Dans les médias, d’autres débats autour d’Annalena Baerbock ont également été polarisés, détournant l’attention des questions importantes de la campagne politique. En juin de cette année, Mme Baerbock a présenté son livre “Jetzt. Wie wir unser Land erneuern” (Maintenant : comment renouveler notre pays), dans lequel elle présente notamment ses objectifs politiques.

M. Baerbock souhaite notamment faire campagne pour une “Europe sûre d’elle et forte, une économie qui se réinvente” et “pour la protection du climat”. En mai 2017, elle a coécrit sept points pour un agenda européen franco-allemand. Le moteur franco-allemand y est désigné comme le garant de la cohésion européenne. L’introduction d’un prix minimum du CO2 dans le cadre d’une coopération renforcée et la nécessité de réformes en Europe ont également été initiées.

Le programme électoral actuel du parti au Bundestag indique également clairement que l’objectif est une bonne coopération avec les autres pays, tant à l’intérieur qu’à l’extérieur de l’Europe. Selon les Verts, les grands défis de notre temps, tels que la crise climatique, les pandémies ou les inégalités dans le monde, ne peuvent être relevés qu’ensemble.

Un autre point fort du programme électoral est la protection climatique socialement juste comme “base d’un avenir digne d’être vécu”. Afin de pouvoir atteindre l’objectif de 1,5°C, un programme d’urgence pour la protection du climat doit être mis en place, qui prévoit notamment davantage d’investissements, un développement des énergies renouvelables, une élimination anticipée du charbon en 2030, des emplois sûrs et une allocation énergétique de délestage.

L’égalité dans tous les domaines de la loi et la lutte contre l’extrême droite comme mot d’ordre

Dans le domaine de la sécurité sociale, BÜNDNIS 90/DIE GRÜNEN demande, par exemple, une garantie et un salaire minimum plus élevé de 12 euros. Elle demande également un “concept global uniforme à l’échelle nationale pour les plafonds de loyer” qui supprimerait la limitation dans le temps du frein à loyer et le rendrait beaucoup plus strict. En même temps, il s’agit de poser les jalons d’une “bonne vie à la campagne et à la ville”.
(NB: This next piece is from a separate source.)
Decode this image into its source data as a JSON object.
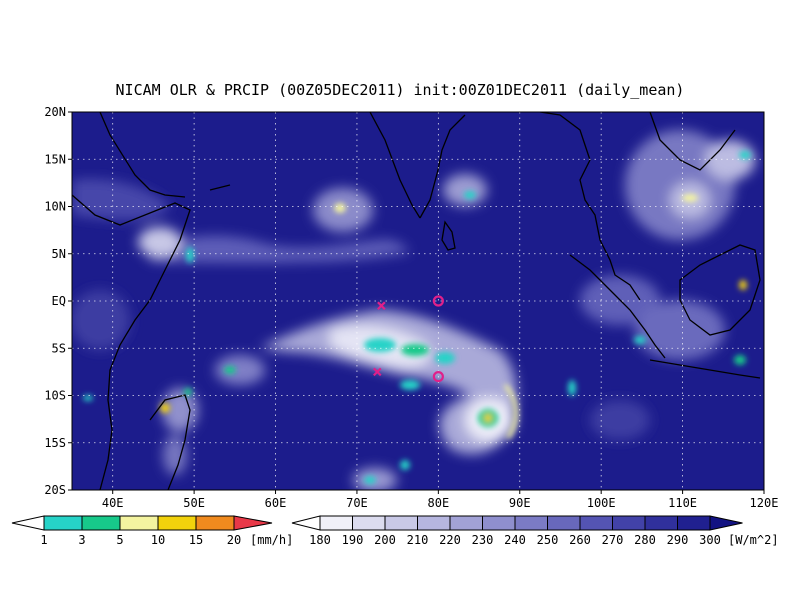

Pour les Verts et Mme Baerbock, mère de deux enfants et candidate principale, les familles et les enfants sont également au centre des préoccupations. Plus précisément, le manifeste électoral mentionne une allocation de base pour les enfants ainsi que le droit à de bonnes crèches et écoles pour chaque enfant, quel que soit son lieu de résidence. Les Verts veulent rendre la formation continue possible pour tous, indépendamment du revenu des parents, et promouvoir une plus grande égalité en matière d’éducation par le biais d’une “sécurité de base dans l’éducation et les études”.

Dans tout cela, la coexistence doit être façonnée par leur “principe directeur d’unité dans la diversité”. Ainsi, dans la pratique, la “formation d’une société d’immigration critique à l’égard du racisme et équitable en termes d’opportunités” doit être inscrite dans la loi, l’égalité dans tous les domaines de la vie et la lutte contre les structures d’extrême-droite doivent être prioritaires.

Déjà une affinité avec le Président Macron

En ce qui concerne les relations franco-allemandes, on peut finalement dire que Mme Baerbock a rencontré M. Macron en février 2020 lors d’une longue conversation avec le chef de son parti, Robert Habeck, et qu’elle apprécie beaucoup les très bons échanges avec le gouvernement français ainsi qu’avec le président français, et qu’elle se réjouit de les approfondir encore après les élections au Bundestag. Grâce au parti BÜNDNIS 90/DIE GRÜNEN, on parle aussi davantage en France de la capacité des partis verts à gouverner. En outre, la ministre de l’environnement de Macron, Barbara Pompili, a fait savoir qu’elle serait membre du Parti vert en Allemagne, ce qui reflète la proximité du parti avec le gouvernement français.

Mme Baerbock se présente pour le mandat direct dans la circonscription de Potsdam au Bundestag, avec comme principal rival le candidat SPD au poste de chancelier, M. Scholz. Une victoire de la candidate allemande à la chancellerie lors des élections au Bundestag promet de donner un coup de fouet aux Verts au-delà des frontières et, plus particulièrement, de stimuler la politique climatique à Bruxelles.